Özümüzle tanışmamızın bedeli kayıplarda yaşadığımız hesaplaşmalardır. Peki, son nefesimize kadar bir kaybeden olacağımız gerçeği? Bir insanı, bir anıyı, bir değeri, bir hayali, bir şehri, bir eşyayı veya umudu… Eskizlerimiz mi bu devam eden, yoksa bu her yitirişteki her bir anımız aslında tamamlanmış bir sanat eseri mi? Tam olduğumuza ne zaman karar veririz?
Kaybetmek hem biyolojik hem de felsefi bir sorundur. Biyolojik yanıtımız, bir zamanlar hayatta kalmak için bir bakıcıya muhtaç olma özelliğimizdendir. Sesimizi duyurabilmek için ağlarız ve çırpınırız. Çünkü bebeklik döneminde yaşamak fark edilmemize ve muhtaçlığımızı gören bir merhamete bağlıydı. Aynı bir erişkin olduğumuzda bile gidene kendi ihtiyaçlarımızı bildirebilmek adına bebeklik dönemine gerilediğimiz anlardaki gibi.

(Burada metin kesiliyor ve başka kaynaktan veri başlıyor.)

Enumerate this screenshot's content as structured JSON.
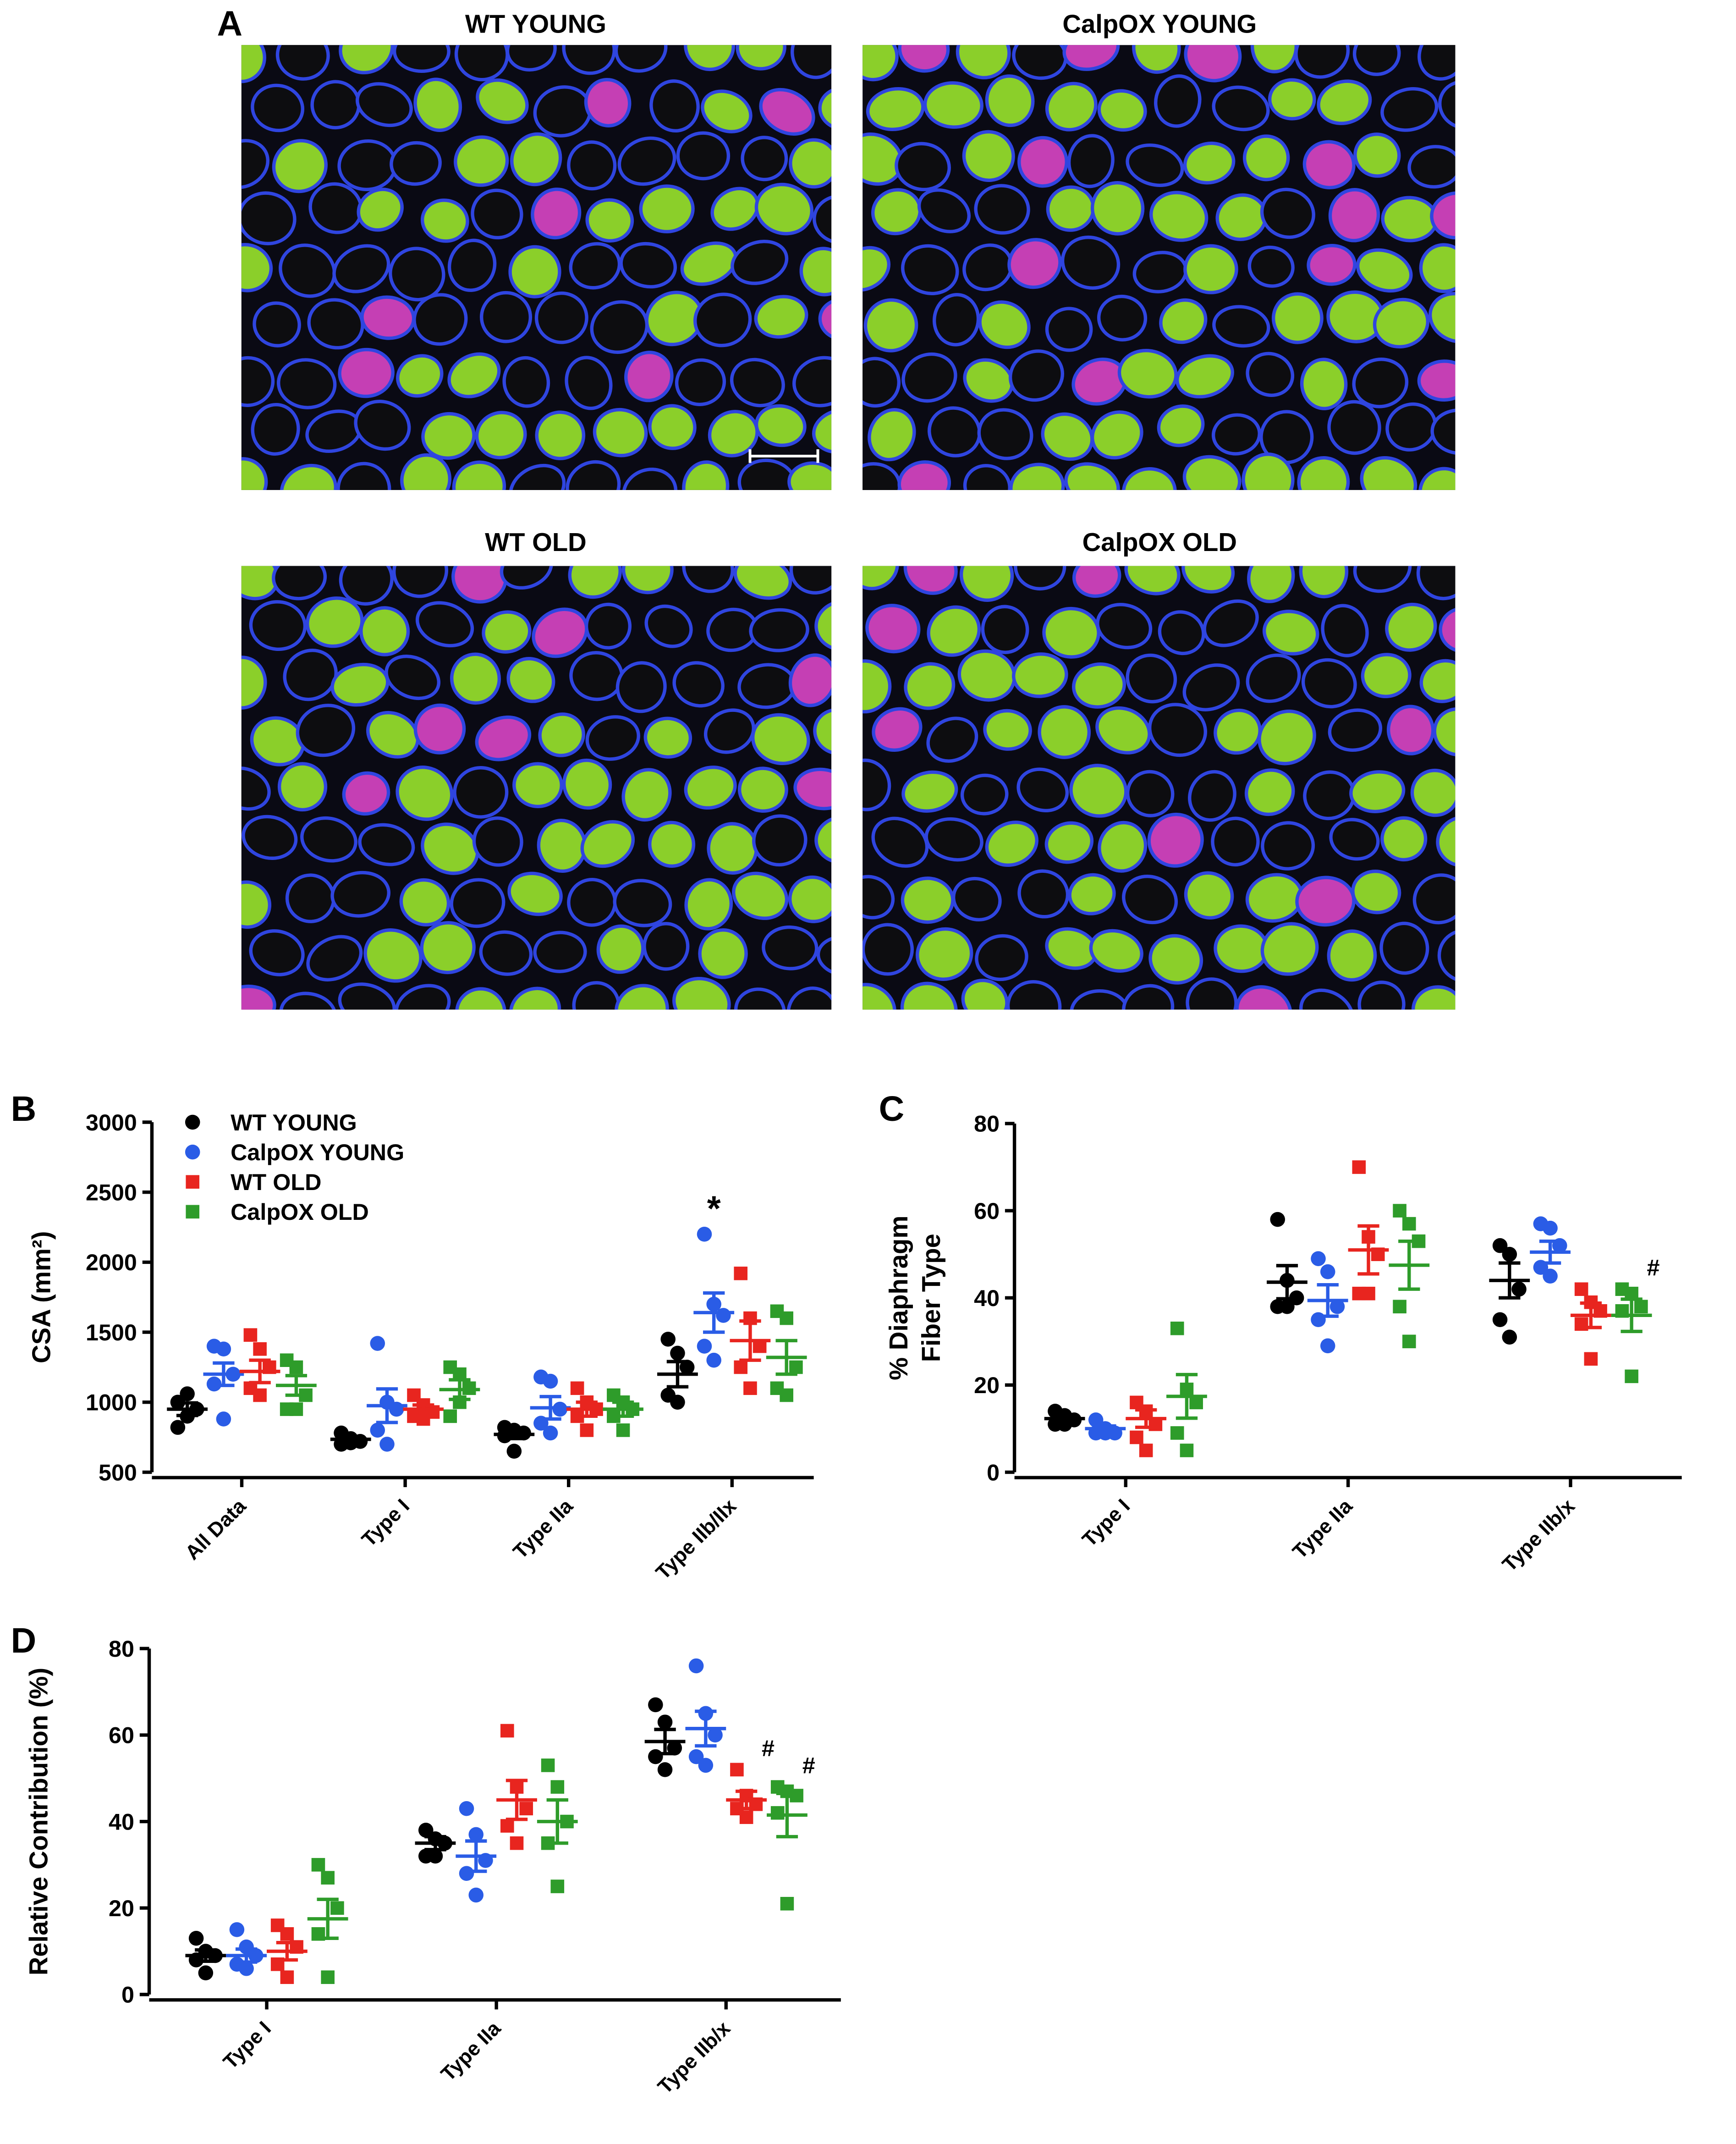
{
  "micrographs": {
    "panel": "A",
    "titles": [
      "WT YOUNG",
      "CalpOX YOUNG",
      "WT OLD",
      "CalpOX OLD"
    ]
  },
  "chart_data": [
    {
      "type": "dot",
      "panel": "B",
      "y_label": [
        "CSA (mm²)"
      ],
      "legend": true,
      "categories": [
        "All Data",
        "Type I",
        "Type IIa",
        "Type IIb/IIx"
      ],
      "ylim": [
        500,
        3000
      ],
      "yticks": [
        500,
        1000,
        1500,
        2000,
        2500,
        3000
      ],
      "series": [
        {
          "name": "WT YOUNG",
          "color": "#000000",
          "marker": "circle",
          "values": [
            [
              1000,
              900,
              950,
              820,
              1060
            ],
            [
              780,
              740,
              720,
              700,
              710
            ],
            [
              820,
              800,
              780,
              760,
              650
            ],
            [
              1450,
              1350,
              1250,
              1050,
              1000
            ]
          ],
          "means": [
            950,
            735,
            770,
            1200
          ],
          "sems": [
            45,
            15,
            30,
            90
          ]
        },
        {
          "name": "CalpOX YOUNG",
          "color": "#2a5ce6",
          "marker": "circle",
          "values": [
            [
              1400,
              1380,
              1200,
              1130,
              880
            ],
            [
              1420,
              1000,
              950,
              800,
              700
            ],
            [
              1180,
              1150,
              950,
              850,
              780
            ],
            [
              2200,
              1700,
              1620,
              1400,
              1300
            ]
          ],
          "means": [
            1200,
            975,
            960,
            1640
          ],
          "sems": [
            80,
            120,
            80,
            140
          ],
          "annotations": [
            null,
            null,
            null,
            "*"
          ]
        },
        {
          "name": "WT OLD",
          "color": "#e8251f",
          "marker": "square",
          "values": [
            [
              1480,
              1380,
              1250,
              1100,
              1050
            ],
            [
              1050,
              980,
              930,
              900,
              880
            ],
            [
              1100,
              1000,
              950,
              900,
              800
            ],
            [
              1920,
              1600,
              1400,
              1250,
              1100
            ]
          ],
          "means": [
            1220,
            950,
            950,
            1440
          ],
          "sems": [
            80,
            30,
            50,
            140
          ]
        },
        {
          "name": "CalpOX OLD",
          "color": "#2e9c2a",
          "marker": "square",
          "values": [
            [
              1300,
              1250,
              1050,
              950,
              950
            ],
            [
              1250,
              1200,
              1100,
              900,
              1000
            ],
            [
              1050,
              1000,
              950,
              900,
              800
            ],
            [
              1650,
              1600,
              1250,
              1100,
              1050
            ]
          ],
          "means": [
            1120,
            1090,
            950,
            1320
          ],
          "sems": [
            70,
            70,
            50,
            120
          ]
        }
      ]
    },
    {
      "type": "dot",
      "panel": "C",
      "y_label": [
        "%  Diaphragm",
        "Fiber Type"
      ],
      "legend": false,
      "categories": [
        "Type I",
        "Type IIa",
        "Type IIb/x"
      ],
      "ylim": [
        0,
        80
      ],
      "yticks": [
        0,
        20,
        40,
        60,
        80
      ],
      "series": [
        {
          "color": "#000000",
          "marker": "circle",
          "values": [
            [
              14,
              13,
              12,
              11,
              11
            ],
            [
              58,
              44,
              40,
              38,
              38
            ],
            [
              52,
              50,
              42,
              35,
              31
            ]
          ],
          "means": [
            12.3,
            43.6,
            44
          ],
          "sems": [
            0.7,
            3.8,
            4
          ]
        },
        {
          "color": "#2a5ce6",
          "marker": "circle",
          "values": [
            [
              12,
              10,
              9,
              9,
              9
            ],
            [
              49,
              46,
              38,
              35,
              29
            ],
            [
              57,
              56,
              52,
              47,
              45
            ]
          ],
          "means": [
            10,
            39.4,
            50.5
          ],
          "sems": [
            0.6,
            3.6,
            2.5
          ]
        },
        {
          "color": "#e8251f",
          "marker": "square",
          "values": [
            [
              16,
              14,
              11,
              8,
              5
            ],
            [
              70,
              54,
              50,
              41,
              41
            ],
            [
              42,
              39,
              37,
              34,
              26
            ]
          ],
          "means": [
            12.3,
            51,
            36
          ],
          "sems": [
            2,
            5.5,
            2.8
          ]
        },
        {
          "color": "#2e9c2a",
          "marker": "square",
          "values": [
            [
              33,
              19,
              16,
              9,
              5
            ],
            [
              60,
              57,
              53,
              38,
              30
            ],
            [
              42,
              41,
              38,
              37,
              22
            ]
          ],
          "means": [
            17.4,
            47.5,
            36
          ],
          "sems": [
            5,
            5.5,
            3.7
          ],
          "annotations": [
            null,
            null,
            "#"
          ]
        }
      ]
    },
    {
      "type": "dot",
      "panel": "D",
      "y_label": [
        "Relative Contribution (%)"
      ],
      "legend": false,
      "categories": [
        "Type I",
        "Type IIa",
        "Type IIb/x"
      ],
      "ylim": [
        0,
        80
      ],
      "yticks": [
        0,
        20,
        40,
        60,
        80
      ],
      "series": [
        {
          "color": "#000000",
          "marker": "circle",
          "values": [
            [
              13,
              10,
              9,
              8,
              5
            ],
            [
              38,
              36,
              35,
              32,
              32
            ],
            [
              67,
              63,
              57,
              55,
              52
            ]
          ],
          "means": [
            9,
            35,
            58.5
          ],
          "sems": [
            1.3,
            1.5,
            2.8
          ]
        },
        {
          "color": "#2a5ce6",
          "marker": "circle",
          "values": [
            [
              15,
              11,
              9,
              7,
              6
            ],
            [
              43,
              37,
              31,
              28,
              23
            ],
            [
              76,
              65,
              60,
              55,
              53
            ]
          ],
          "means": [
            9,
            32,
            61.5
          ],
          "sems": [
            1.5,
            3.5,
            4
          ]
        },
        {
          "color": "#e8251f",
          "marker": "square",
          "values": [
            [
              16,
              14,
              11,
              7,
              4
            ],
            [
              61,
              48,
              43,
              39,
              35
            ],
            [
              52,
              46,
              44,
              43,
              41
            ]
          ],
          "means": [
            10,
            45,
            45
          ],
          "sems": [
            2,
            4.5,
            2
          ],
          "annotations": [
            null,
            null,
            "#"
          ]
        },
        {
          "color": "#2e9c2a",
          "marker": "square",
          "values": [
            [
              30,
              27,
              20,
              14,
              4
            ],
            [
              53,
              48,
              40,
              35,
              25
            ],
            [
              48,
              47,
              46,
              42,
              21
            ]
          ],
          "means": [
            17.5,
            40,
            41.5
          ],
          "sems": [
            4.5,
            5,
            5
          ],
          "annotations": [
            null,
            null,
            "#"
          ]
        }
      ]
    }
  ]
}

Bu çırpınışların bedendeki karşılığı, bizi harekete geçirmek ve kurtuluş aramamızı sağlayacak olan nefes darlığı, çarpıntılar, titremeler, yerinde duramamalar gibi belirtilerle olur. Bu kısım görece daha kolay atlatılır. Kaygı nöbetleri dediğimiz bu anların bize kalıcı zarar vermeyeceğini bilmemiz nispeten yeterlidir. Ancak esas sorular ve felsefi derinlikler can yakıcı bir uğraş gerektirir. Neden öncesinde verdiğimiz yanıtlar işe yaramaz? Çünkü her kayıp biriciktir.

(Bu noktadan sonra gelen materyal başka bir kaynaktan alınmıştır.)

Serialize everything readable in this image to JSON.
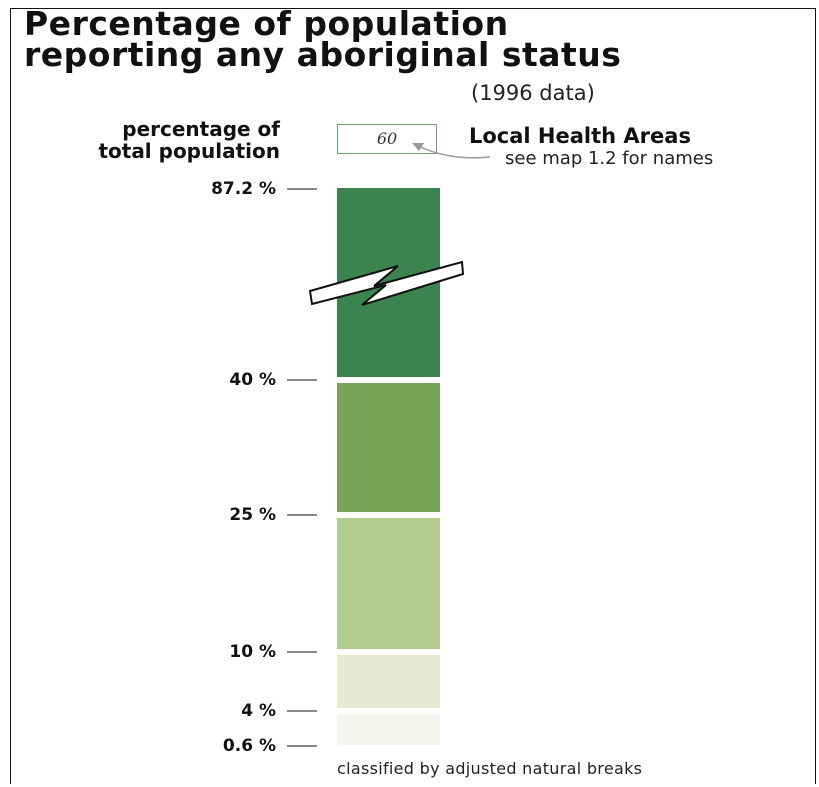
{
  "title_line1": "Percentage of population",
  "title_line2": "reporting any aboriginal status",
  "subtitle": "(1996 data)",
  "ylabel_line1": "percentage of",
  "ylabel_line2": "total population",
  "reference_box_value": "60",
  "lha_title": "Local Health Areas",
  "lha_subtitle": "see map 1.2 for names",
  "breaks": [
    {
      "label": "87.2 %",
      "value": 87.2
    },
    {
      "label": "40 %",
      "value": 40
    },
    {
      "label": "25 %",
      "value": 25
    },
    {
      "label": "10 %",
      "value": 10
    },
    {
      "label": "4 %",
      "value": 4
    },
    {
      "label": "0.6 %",
      "value": 0.6
    }
  ],
  "classes": [
    {
      "from": 40,
      "to": 87.2,
      "color": "#3b844f"
    },
    {
      "from": 25,
      "to": 40,
      "color": "#79a558"
    },
    {
      "from": 10,
      "to": 25,
      "color": "#b2cc8d"
    },
    {
      "from": 4,
      "to": 10,
      "color": "#e5ecd3"
    },
    {
      "from": 0.6,
      "to": 4,
      "color": "#f3f5ee"
    }
  ],
  "footnote": "classified by adjusted natural breaks"
}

Bir kaybı “biricik” olarak niteleyebilmek bile yaşadığımız her deneyime artık bir anlam yüklediğimizi gösterir. Çünkü bazı kayıplara sıradan bir yaşam olayı gözüyle bakarız, bu demektir ki yaşamın o kişisinde bir hikâye bile oluşturmak istemedik ve sadece içimizdeki boşluğa karşı direnecek bir can sıkıntısı oyunu kurduk. Molalar, öylesineler, yaşamasak da olurlar, boşa geçen zamanlar, o da istediler, dönem bunu gerektiriyorlar, modern yeni yaşamlar. Tercihi bu olanın deneyim analizi şimdilik zaman kaybıdır. Ama ben gerçek kayıplardan bahsetmek istiyorum. Bir ayrılığa anlam ithaf etmek aslında kişinin kendi yaşam sürecine anlam arayışıdır. Gelen ve giden son tahlilde bir bahanedir insan ömründe. Derdimiz kendimizledir.

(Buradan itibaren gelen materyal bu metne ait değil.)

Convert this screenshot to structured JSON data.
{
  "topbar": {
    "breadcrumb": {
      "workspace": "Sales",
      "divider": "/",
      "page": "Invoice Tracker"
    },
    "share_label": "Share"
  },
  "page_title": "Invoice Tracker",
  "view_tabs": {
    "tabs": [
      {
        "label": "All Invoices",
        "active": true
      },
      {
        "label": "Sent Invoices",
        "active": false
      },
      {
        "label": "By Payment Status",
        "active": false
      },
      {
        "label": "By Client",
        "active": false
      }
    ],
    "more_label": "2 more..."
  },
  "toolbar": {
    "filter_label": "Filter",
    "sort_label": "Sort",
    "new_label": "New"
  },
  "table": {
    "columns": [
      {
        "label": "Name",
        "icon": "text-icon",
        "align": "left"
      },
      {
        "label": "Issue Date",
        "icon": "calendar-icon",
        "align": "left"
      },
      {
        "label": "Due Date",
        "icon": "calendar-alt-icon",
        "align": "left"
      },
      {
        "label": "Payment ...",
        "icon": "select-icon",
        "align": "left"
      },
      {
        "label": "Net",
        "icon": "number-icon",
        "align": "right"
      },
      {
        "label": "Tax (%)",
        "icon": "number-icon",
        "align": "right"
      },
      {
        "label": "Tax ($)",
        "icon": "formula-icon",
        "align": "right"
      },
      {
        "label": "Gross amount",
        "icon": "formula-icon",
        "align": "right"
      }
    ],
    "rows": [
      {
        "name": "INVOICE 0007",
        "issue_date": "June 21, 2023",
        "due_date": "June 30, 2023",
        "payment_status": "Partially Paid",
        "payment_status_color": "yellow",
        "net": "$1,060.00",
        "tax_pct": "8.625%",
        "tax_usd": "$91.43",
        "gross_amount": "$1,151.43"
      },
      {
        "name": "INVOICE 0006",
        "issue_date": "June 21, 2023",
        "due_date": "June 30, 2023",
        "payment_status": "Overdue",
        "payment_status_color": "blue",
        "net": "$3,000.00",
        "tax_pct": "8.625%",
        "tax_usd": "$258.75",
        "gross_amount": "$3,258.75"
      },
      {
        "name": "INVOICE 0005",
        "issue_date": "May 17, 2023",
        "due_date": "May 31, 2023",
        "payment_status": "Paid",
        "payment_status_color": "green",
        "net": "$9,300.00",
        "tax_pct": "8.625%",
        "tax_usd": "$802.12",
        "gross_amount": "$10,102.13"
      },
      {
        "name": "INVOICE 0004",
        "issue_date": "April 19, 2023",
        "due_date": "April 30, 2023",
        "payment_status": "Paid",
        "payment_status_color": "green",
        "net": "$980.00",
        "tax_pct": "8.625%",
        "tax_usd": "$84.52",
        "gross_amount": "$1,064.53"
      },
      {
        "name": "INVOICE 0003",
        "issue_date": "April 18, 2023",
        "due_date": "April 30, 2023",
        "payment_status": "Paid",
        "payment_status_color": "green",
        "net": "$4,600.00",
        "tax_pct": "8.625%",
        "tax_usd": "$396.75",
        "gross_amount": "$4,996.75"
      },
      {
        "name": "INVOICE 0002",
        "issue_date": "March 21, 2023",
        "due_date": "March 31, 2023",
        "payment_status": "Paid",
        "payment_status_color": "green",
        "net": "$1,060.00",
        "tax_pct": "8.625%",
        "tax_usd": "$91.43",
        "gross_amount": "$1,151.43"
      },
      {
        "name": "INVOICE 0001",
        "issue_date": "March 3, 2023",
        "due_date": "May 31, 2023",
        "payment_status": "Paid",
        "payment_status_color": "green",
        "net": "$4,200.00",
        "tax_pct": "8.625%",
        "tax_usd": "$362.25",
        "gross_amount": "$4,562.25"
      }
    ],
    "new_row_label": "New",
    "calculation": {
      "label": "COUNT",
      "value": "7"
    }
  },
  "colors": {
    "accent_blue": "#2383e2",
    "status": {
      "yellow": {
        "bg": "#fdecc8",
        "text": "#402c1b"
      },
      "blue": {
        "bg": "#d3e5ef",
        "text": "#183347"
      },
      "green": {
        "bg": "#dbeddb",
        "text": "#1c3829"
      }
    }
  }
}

Bir kaybeden olmak, bir şeyleri kaybettiğimiz zaman değil kayba yüklediğimiz anlamı ve sorgulamayı yitirdiğimizde söz konusu olandır. Acıya ve yasa gömüldüğümüzde veya hiçbir şey olmamış gibi yaşamaya devam ettiğimizde sunulmuş fırsatı kaçırırız. Zor olanı yani kendimizle konuşmayı seçtiğimizde ise cesaretimiz karşılıksız kalmayacaktır. Bu da demektir ki artık büyümeyi ve bir erişkin olmanın özgürlüğünü seçiyoruz. Muhtaçlıktan kurtuluyoruz.
Kimi kaybettik?
Fiziksel cazibe içeren birisi mi o? Estetik özellikleri idealinizde kendinizde yakalamak istediğiniz şekillerde miydi? Kendinizde inanmadığınız çekiciliği onu üzerinden mi elde etmeye çalıştınız? Ona sahip olduğumda kendi cazibemi de onaylamış olurum mu dediniz hiç farkında olmadan?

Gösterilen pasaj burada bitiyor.